The round was led by Eka Ventures, with support from Portfolio Ventures and existing backers including Founders Factory and a group of fintech and technology angels.
Founded by former Monzo and Thoughtworks engineering leaders Manasi Kulkarni and Stephen Cowley, Conveyd was built in response to their own experience of a near-collapsed house purchase caused by lengthy conveyancing delays.
The platform combines purpose-built AI with specialist lawyers to manage the full conveyancing journey, automating around half of the process.
Administrative tasks such as ID checks, mortgage reports and searches are completed significantly faster, allowing lawyers to focus on complex legal work.
Since launching in March 2025, the platform has supported hundreds of transactions, completing purchases in an average of six weeks.
Manasi and Stephen say the funding will be used to further develop the technology, including advanced AI tools to review complex legal documents and support faster, more reliable property transactions.
Manasi said: “If you’ve ever bought a house in the UK, you’ll know exactly how painful the conveyancing process can be.
“Something that should take a matter of days can drag on for months, leaving you unsure when – or even if – you’ll get the keys to your new home.
“These delays are completely avoidable.
“We built Conveyd to remove unnecessary back-and-forth, so home buyers get complete purchases in weeks rather than months – in a way that doesn’t make them want to tear their own hair out.
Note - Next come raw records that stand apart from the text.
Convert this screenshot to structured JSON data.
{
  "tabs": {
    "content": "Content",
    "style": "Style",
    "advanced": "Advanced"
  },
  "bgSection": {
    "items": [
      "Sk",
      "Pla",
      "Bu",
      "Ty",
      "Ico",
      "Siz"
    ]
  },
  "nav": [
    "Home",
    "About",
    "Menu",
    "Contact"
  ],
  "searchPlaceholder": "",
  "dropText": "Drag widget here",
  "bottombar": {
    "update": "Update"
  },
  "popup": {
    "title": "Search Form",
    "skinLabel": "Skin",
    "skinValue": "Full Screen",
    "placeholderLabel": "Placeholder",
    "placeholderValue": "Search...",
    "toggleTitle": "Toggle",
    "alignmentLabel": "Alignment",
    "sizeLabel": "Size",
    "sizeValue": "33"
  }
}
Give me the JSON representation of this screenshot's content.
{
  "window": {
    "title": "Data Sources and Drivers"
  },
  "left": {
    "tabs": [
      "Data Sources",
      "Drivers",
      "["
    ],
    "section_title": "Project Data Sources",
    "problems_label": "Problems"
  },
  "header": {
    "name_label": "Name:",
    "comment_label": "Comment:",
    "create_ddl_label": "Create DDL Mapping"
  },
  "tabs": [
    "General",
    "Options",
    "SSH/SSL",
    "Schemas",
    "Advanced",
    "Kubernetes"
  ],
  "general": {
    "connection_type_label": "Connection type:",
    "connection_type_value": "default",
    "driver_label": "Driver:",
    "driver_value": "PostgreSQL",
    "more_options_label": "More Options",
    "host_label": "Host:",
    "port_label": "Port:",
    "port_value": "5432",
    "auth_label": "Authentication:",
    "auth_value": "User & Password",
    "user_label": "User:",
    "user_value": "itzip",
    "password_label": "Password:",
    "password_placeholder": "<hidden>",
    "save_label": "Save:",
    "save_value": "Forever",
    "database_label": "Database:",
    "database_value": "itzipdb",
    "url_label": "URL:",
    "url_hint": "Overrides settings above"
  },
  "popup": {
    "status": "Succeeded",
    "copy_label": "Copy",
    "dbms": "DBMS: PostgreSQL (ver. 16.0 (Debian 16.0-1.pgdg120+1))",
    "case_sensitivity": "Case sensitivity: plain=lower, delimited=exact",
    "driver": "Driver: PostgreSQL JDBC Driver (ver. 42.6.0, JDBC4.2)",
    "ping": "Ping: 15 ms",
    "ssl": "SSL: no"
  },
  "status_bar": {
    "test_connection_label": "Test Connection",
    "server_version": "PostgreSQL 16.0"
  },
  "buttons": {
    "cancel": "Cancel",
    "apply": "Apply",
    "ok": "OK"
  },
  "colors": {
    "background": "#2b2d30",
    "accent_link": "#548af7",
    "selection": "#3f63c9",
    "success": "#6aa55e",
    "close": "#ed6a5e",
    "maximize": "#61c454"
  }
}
“Our AI platform can complete in minutes what a traditional conveyancer would spend weeks on.
“This AI-powered approach removes lengthy onboarding and waiting around for documents to be manually reviewed.
“And it means lawyers are free to focus on what they’ve been trained to do: value-add legal work, not glorified admin.
“We’re creating a completely new way of handling conveyancing – the impact we’ve had so far is just the tip of the iceberg.”
Jon Coker, general partner at Eka Ventures, added: “Good consumer legal advice is critical at life’s most important moments but it is typically expensive, confusing and slow.
“We believe technology, applied in the right way, has the opportunity to change this, giving people access to high quality advice when they most need it.
“When we met Manasi and Stephen we realised they shared this view and had a unique drive and skill set that would enable them to deliver on their vision.
“We are extremely excited to partner with them as their lead seed investor and look forward to working with them over the coming years.”